The study revealed other information about wait times, including that they’re usually shorter in the mornings, as well as in larger medical practices. Also, kids are late for 40 percent of their medical visits.

In their paper, the authors write their study “complements other work that suggests that Medicaid patients face some additional barriers in the receipt of care.”

As of February 2017, Medicaid provides coverage for 69 million people across the United States.

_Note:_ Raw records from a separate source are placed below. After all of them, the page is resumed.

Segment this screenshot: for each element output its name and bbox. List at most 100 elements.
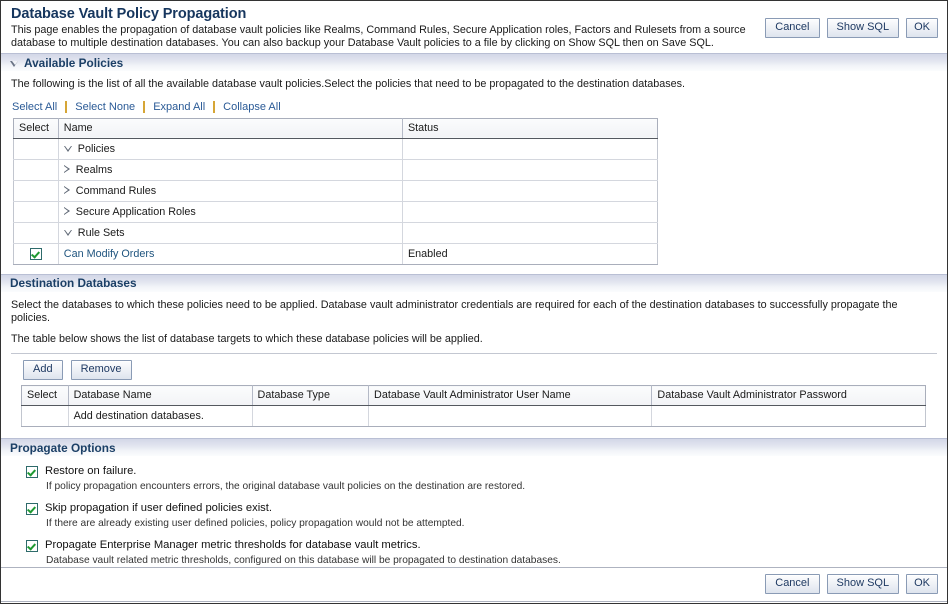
destination-databases-section-header: Destination Databases (1, 273, 947, 292)
cell-name: Secure Application Roles (58, 201, 403, 223)
select-none-link[interactable]: Select None (67, 100, 143, 114)
propagate-option-checkbox[interactable] (26, 503, 38, 516)
show-sql-button-top[interactable]: Show SQL (826, 18, 900, 38)
propagate-options-section-header: Propagate Options (1, 438, 947, 457)
available-policies-section-header[interactable]: Available Policies (1, 53, 947, 72)
destination-button-group: Add Remove (23, 360, 947, 381)
page-header: Database Vault Policy Propagation This p… (1, 1, 947, 53)
database-vault-policy-propagation-page: Database Vault Policy Propagation This p… (0, 0, 948, 604)
select-all-link[interactable]: Select All (10, 100, 65, 114)
column-header-admin-user: Database Vault Administrator User Name (368, 385, 653, 407)
cancel-button-top[interactable]: Cancel (765, 18, 820, 38)
column-header-database-name: Database Name (68, 385, 253, 407)
policy-select-checkbox[interactable] (29, 247, 42, 260)
cell-admin-password (651, 405, 926, 428)
propagate-option-row: Skip propagation if user defined policie… (26, 502, 947, 516)
cell-name: Can Modify Orders (58, 243, 403, 265)
table-row: Command Rules (13, 180, 659, 202)
cell-name: Realms (58, 159, 403, 181)
propagate-option-row: Restore on failure. (26, 465, 947, 479)
chevron-down-icon[interactable] (10, 60, 19, 67)
propagate-option-description: If policy propagation encounters errors,… (46, 481, 526, 493)
tree-collapsed-icon[interactable] (63, 185, 71, 195)
available-policies-title: Available Policies (24, 55, 124, 70)
tree-expanded-icon[interactable] (63, 229, 73, 237)
tree-collapsed-icon[interactable] (63, 206, 71, 216)
table-row: Secure Application Roles (13, 201, 659, 223)
propagate-option-checkbox[interactable] (26, 466, 38, 479)
policy-group-label: Policies (77, 142, 115, 155)
table-row-empty: Add destination databases. (21, 405, 926, 428)
cell-status (402, 201, 659, 223)
empty-message-cell: Add destination databases. (68, 405, 253, 428)
page-description: This page enables the propagation of dat… (11, 24, 746, 49)
propagate-options-list: Restore on failure. If policy propagation… (1, 465, 947, 567)
cell-status (402, 180, 659, 202)
propagate-option-description: Database vault related metric thresholds… (46, 555, 561, 567)
cell-select (13, 222, 59, 244)
policy-group-label: Realms (75, 163, 113, 176)
cell-select (13, 201, 59, 223)
table-row: Can Modify Orders Enabled (13, 243, 659, 265)
add-button[interactable]: Add (23, 360, 63, 381)
remove-button[interactable]: Remove (70, 360, 132, 381)
policy-group-label: Command Rules (75, 184, 157, 197)
cell-name: Rule Sets (58, 222, 403, 244)
footer-divider (1, 567, 947, 568)
ok-button-top[interactable]: OK (906, 18, 938, 38)
destination-databases-paragraph-2: The table below shows the list of databa… (11, 332, 483, 345)
propagate-option-checkbox[interactable] (26, 540, 38, 553)
footer-bottom-divider (1, 601, 947, 602)
policy-group-label: Rule Sets (77, 226, 125, 239)
header-button-group: Cancel Show SQL OK (765, 18, 938, 38)
cell-admin-user (368, 405, 653, 428)
collapse-all-link[interactable]: Collapse All (215, 100, 288, 114)
destination-databases-paragraph-1: Select the databases to which these poli… (11, 298, 898, 325)
propagate-option-label: Skip propagation if user defined policie… (45, 502, 272, 515)
available-policies-instruction: The following is the list of all the ava… (11, 78, 686, 91)
cell-name: Policies (58, 138, 403, 160)
table-row: Policies (13, 138, 659, 160)
cell-name: Command Rules (58, 180, 403, 202)
cell-status (402, 222, 659, 244)
show-sql-button-bottom[interactable]: Show SQL (826, 574, 900, 594)
ok-button-bottom[interactable]: OK (906, 574, 938, 594)
destination-databases-body: Select the databases to which these poli… (1, 299, 947, 347)
cell-select (13, 180, 59, 202)
propagate-options-title: Propagate Options (10, 440, 116, 455)
column-header-name: Name (58, 117, 403, 139)
destination-toolbar-divider (11, 353, 937, 355)
destination-databases-table: Select Database Name Database Type Datab… (21, 385, 926, 428)
policy-name-link[interactable]: Can Modify Orders (64, 248, 155, 260)
destination-databases-title: Destination Databases (10, 276, 137, 291)
cell-status (402, 159, 659, 181)
propagate-option-label: Restore on failure. (45, 465, 137, 478)
available-policies-body: The following is the list of all the ava… (1, 78, 947, 92)
cell-database-type (252, 405, 370, 428)
propagate-option-description: If there are already existing user defin… (46, 518, 465, 530)
policy-group-label: Secure Application Roles (75, 205, 196, 218)
policies-link-toolbar: Select All Select None Expand All Collap… (10, 100, 947, 114)
cell-status (402, 138, 659, 160)
cell-select (13, 159, 59, 181)
available-policies-table: Select Name Status Policies Realms Comma… (13, 117, 659, 265)
footer-button-group: Cancel Show SQL OK (765, 574, 938, 594)
propagate-option-row: Propagate Enterprise Manager metric thre… (26, 539, 947, 553)
table-row: Realms (13, 159, 659, 181)
available-policies-table-body: Policies Realms Command Rules Secure App… (13, 138, 659, 265)
propagate-option-label: Propagate Enterprise Manager metric thre… (45, 539, 421, 552)
cancel-button-bottom[interactable]: Cancel (765, 574, 820, 594)
table-header-row: Select Name Status (13, 117, 659, 139)
expand-all-link[interactable]: Expand All (145, 100, 213, 114)
cell-select (13, 243, 59, 265)
cell-status: Enabled (402, 243, 659, 265)
column-header-select: Select (13, 117, 59, 139)
column-header-database-type: Database Type (252, 385, 370, 407)
table-row: Rule Sets (13, 222, 659, 244)
table-header-row: Select Database Name Database Type Datab… (21, 385, 926, 407)
tree-expanded-icon[interactable] (63, 145, 73, 153)
cell-select (13, 138, 59, 160)
tree-collapsed-icon[interactable] (63, 164, 71, 174)
destination-databases-table-body: Add destination databases. (21, 405, 926, 428)
column-header-status: Status (402, 117, 659, 139)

Medicaid is a joint federal and state program that helps low-income people with costs related to medical and long-term care. Although the program varies by state, all of the programs have a few things in common: Each state must cover families and children, pregnant women, the elderly, and people with disabilities.

In order to qualify, your income and assets must be below a certain amount, but this amount varies by state. Federal law requires certain mandatory benefits be provided including services such as inpatient and outpatient hospital services, nursing facility services, home health services, physician services, rural health clinic services, laboratory and X-ray services, family planning services, nurse midwife services, transportation to medical care, and tobacco cessation counseling for pregnant women.